アメリカのサブプライムローンの破たんを契機に、金融危機、不動産の不況が続いています。
一見、関係ないように思われる金融危機や不動産不況ですが、今日は、これらが大田区政に与える影響について大森北一丁目開発などを事例に報告します。
大森北一丁目開発は、丸紅が事業者に選定され、区は、今月(2008年11月)末までに、事業契約を締結するとしています。
これまで、私は、公共目的で土地交換+約2億円を支払い入手した土地の活用方法の問題点について指摘してきました。
土地活用方法の問題点がある一方で、その後、私が、指摘しているのが、事業スキームの問題です。
大田区は、この土地を50年間の定期借地権により貸し出します。
借り受けた事業者は、この土地に建物を建設したのち、J-REIT(ジェイリート=不動産投資法人)と呼ばれる不動産投資法人に譲渡します。
J-REIT(ジェイリート=不動産投資法人)は、資金を市場から調達して購入資金にあてます。
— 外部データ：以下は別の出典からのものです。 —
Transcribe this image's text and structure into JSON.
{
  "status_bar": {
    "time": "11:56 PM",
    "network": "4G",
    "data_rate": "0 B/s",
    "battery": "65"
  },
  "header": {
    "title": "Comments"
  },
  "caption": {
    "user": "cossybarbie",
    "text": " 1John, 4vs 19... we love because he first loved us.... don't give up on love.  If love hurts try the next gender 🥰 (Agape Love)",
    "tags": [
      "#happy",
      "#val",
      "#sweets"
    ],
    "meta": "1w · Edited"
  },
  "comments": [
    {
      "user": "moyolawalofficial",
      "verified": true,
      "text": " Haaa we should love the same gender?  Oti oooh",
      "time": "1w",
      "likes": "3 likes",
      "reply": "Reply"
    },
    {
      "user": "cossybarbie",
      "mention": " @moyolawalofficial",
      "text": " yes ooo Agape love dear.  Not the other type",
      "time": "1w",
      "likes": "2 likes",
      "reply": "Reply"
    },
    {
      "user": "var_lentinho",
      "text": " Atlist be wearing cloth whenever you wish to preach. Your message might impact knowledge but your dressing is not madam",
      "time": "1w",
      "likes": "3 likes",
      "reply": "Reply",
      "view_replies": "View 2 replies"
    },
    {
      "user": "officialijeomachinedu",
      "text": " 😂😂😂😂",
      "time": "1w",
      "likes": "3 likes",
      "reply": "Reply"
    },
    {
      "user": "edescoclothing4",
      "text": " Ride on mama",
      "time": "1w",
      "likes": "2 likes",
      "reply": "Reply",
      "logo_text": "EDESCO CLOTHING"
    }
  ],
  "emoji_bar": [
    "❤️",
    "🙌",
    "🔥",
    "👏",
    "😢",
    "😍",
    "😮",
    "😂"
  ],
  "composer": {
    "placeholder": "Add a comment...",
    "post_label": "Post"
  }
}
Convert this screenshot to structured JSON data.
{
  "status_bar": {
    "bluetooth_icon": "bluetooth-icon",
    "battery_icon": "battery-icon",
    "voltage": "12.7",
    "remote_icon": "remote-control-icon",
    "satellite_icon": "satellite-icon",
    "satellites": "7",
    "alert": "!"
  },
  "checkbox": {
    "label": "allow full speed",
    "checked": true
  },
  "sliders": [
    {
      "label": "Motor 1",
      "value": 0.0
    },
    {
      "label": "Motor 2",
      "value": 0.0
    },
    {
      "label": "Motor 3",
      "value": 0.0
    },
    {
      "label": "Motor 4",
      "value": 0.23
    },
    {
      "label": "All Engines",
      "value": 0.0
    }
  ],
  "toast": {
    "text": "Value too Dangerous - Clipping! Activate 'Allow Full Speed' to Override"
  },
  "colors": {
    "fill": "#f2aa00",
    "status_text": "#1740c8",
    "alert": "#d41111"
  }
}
その後、この不動産投資法人は、不動産からの収入(賃貸料から)様々なコストを差し引いた利益を投資家に分配します。
この事業スキームにおいて、大田区は、地主として土地を貸出し地代を得るとともに、民間が建設した建物の一部を大田区の図書館・出張所・集会施設として借り受けます。
このスキームで事業者が応募してきたのは昨年の11月です。
この一年余の間に、不動産市況は大きく変化しています。
昨年の前半までは、不動産バブルと言えるほど、不動産は好況で、土地の価格も都心では上昇傾向にありました。
しかし、建築基準法改正による建築確認の遅延による着工件数の落ち込み、その後のサブプライムローンの破たんなどによる不動産資金の悪化が金融市況へ波及し今日に至っています。
これらは、資金調達コストや賃料などにも大きく影響する経済状況の変化ですが、区は、当初受けたプロポーザル内容に変更はないと言っています。
しかし、現実には、テナントの入居率が下がっている商業施設が増えていたり、J-REITの破たんが起きてるといった状況をみると、大森北一丁目開発の事業スキームにには不安があります。
はたして、このまま契約することができるのでしょうか。契約してよいのでしょうか。
そうで、なくとも、大森北一丁目開発運用するJ-REITが利回りの低下などにより、このビルを転売するなどすれば、ビル自体の活用方法やイメージがどのようになるかわかりません。
区は、こうしたリスクについて、議会に対しまったく説明していないどころか、そうしたリスクを認識さえしていない状況です。
開発主体が民間事業者であるからと言って、区有地の開発にかかわるリスクについて検討・検証さえしない姿勢には疑問を持たざるを得ません。
また、J-REIT(ジェイリート=不動産投資法人)が資金調達することを前提にしたスキームにおいて重要なのは、開発企画力やプロジェクト遂行能力、テナント誘致能力などですが、契約締結直前になってもこれらは、ひとつも示されていません。
プロポーザルにおいて、事業者選定理由には、具体的な提案があったため選定したと記載されていました。一方で、具体的な提案がないため評価点を下げられた事業者もいましたが、何を具体的に示したプロポーザルだったのでしょうか。
開示請求しても非開示となっているため、区民も議会も確認することもできません。